The rise of stablecoins
Some adoption efforts will actively “avoid the ‘cryptocurrency’ label,” the authors opined, with stablecoin accounts “coming to serve unmet demand” for “stable money and smooth cross-border payments.”
The authors explained that providers of these services would “seek to minimize the impression of risk and volatility, even by avoiding the word ‘cryptocurrency” – instead using terms like “digital currency” or “digital dollar.”
The report’s authors claimed that exchanges will try to stay relevant by launching “card programs” that offer customers BTC and altcoin cashbacks “at first” – hinting that further adoption plans could be on the horizon. They wrote:
“2022 will become the year of the crypto card. Following the launch of crypto debit cards by players like Crypto.com, NovaDAX, and belo, other regional exchanges will feel pressured to launch their own card programs to remain competitive.”

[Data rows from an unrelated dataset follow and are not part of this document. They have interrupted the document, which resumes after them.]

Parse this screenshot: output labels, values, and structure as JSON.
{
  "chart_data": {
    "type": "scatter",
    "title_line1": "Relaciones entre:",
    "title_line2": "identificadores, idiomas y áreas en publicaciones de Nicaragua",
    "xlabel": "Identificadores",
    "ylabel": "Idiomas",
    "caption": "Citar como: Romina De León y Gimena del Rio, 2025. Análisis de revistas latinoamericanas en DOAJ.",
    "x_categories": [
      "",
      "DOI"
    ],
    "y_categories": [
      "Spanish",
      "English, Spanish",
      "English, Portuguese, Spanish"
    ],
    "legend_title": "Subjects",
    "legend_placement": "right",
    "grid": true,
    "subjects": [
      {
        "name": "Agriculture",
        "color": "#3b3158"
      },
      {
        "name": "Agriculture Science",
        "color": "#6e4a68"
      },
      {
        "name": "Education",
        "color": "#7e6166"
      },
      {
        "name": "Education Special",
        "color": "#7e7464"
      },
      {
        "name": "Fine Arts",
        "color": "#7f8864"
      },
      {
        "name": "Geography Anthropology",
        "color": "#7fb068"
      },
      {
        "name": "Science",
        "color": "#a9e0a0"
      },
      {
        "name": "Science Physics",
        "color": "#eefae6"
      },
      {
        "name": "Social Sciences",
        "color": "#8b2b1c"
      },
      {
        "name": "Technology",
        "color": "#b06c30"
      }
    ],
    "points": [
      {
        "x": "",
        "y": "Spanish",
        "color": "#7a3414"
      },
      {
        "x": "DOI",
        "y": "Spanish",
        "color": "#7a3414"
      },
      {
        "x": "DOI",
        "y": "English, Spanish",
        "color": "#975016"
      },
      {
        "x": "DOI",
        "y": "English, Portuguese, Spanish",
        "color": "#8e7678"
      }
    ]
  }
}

“Mainstream issuers” were also tipped to “begin experimenting” with crypto cards in “partnership with the card networks.”
DeFi to remain a ‘minority interest’
Decentralized finance (DeFi) products will “struggle to compete with traditional financial offerings for the time being,” due to the “substantial collateralization” needs of the sector, as well as “a high level of technical sophistication.”
However, high DeFi interest rates, “which far outstrip those offered by regional savings accounts,” will remain attractive, and “many regional exchanges” were predicted to “expand access to these rates in the coming months.”
CBDCs still a no-go
Central bank digital currencies (CBDCs) were tipped to have “limited near-term impact” and provide “poor competition for cryptocurrencies” – despite the fact that many central banks in the region have begun CBDC projects.
The authors wrote:
“In the near term, the benefits of these technologies will be minimal, especially in countries like Brazil and Mexico, which already have robust real-time bank transfer schemes. […] Many consumers join the cryptocurrency ecosystem expressly to remove their finances from the purview of government regulators, and they would have little interest in a government-controlled coin.”
The report also showed a number of country-to-country differences in terms of the rate of adoption. While 33% of Peruvians expressed an interest in receiving crypto remittances, just 8% of Brazilians shared this view.
While only 8% of Latin Americans surveyed for the report said they held crypto, that number was 12% in Argentina, which has been ravaged by hyperinflation. Some 18% of Latin Americans expressed an interest in buying coins.
But should inflation spread across the region, this could be the factor that pushes residents into the crypto space.
The authors claimed that 54% of the “crypto-curious” people it spoke to (in September 2021) “cited ‘savings protection’ as a key crypto benefit.”
Inclusion could also prove important – the report claimed that 40% of people in the region do not have a “checking” bank account.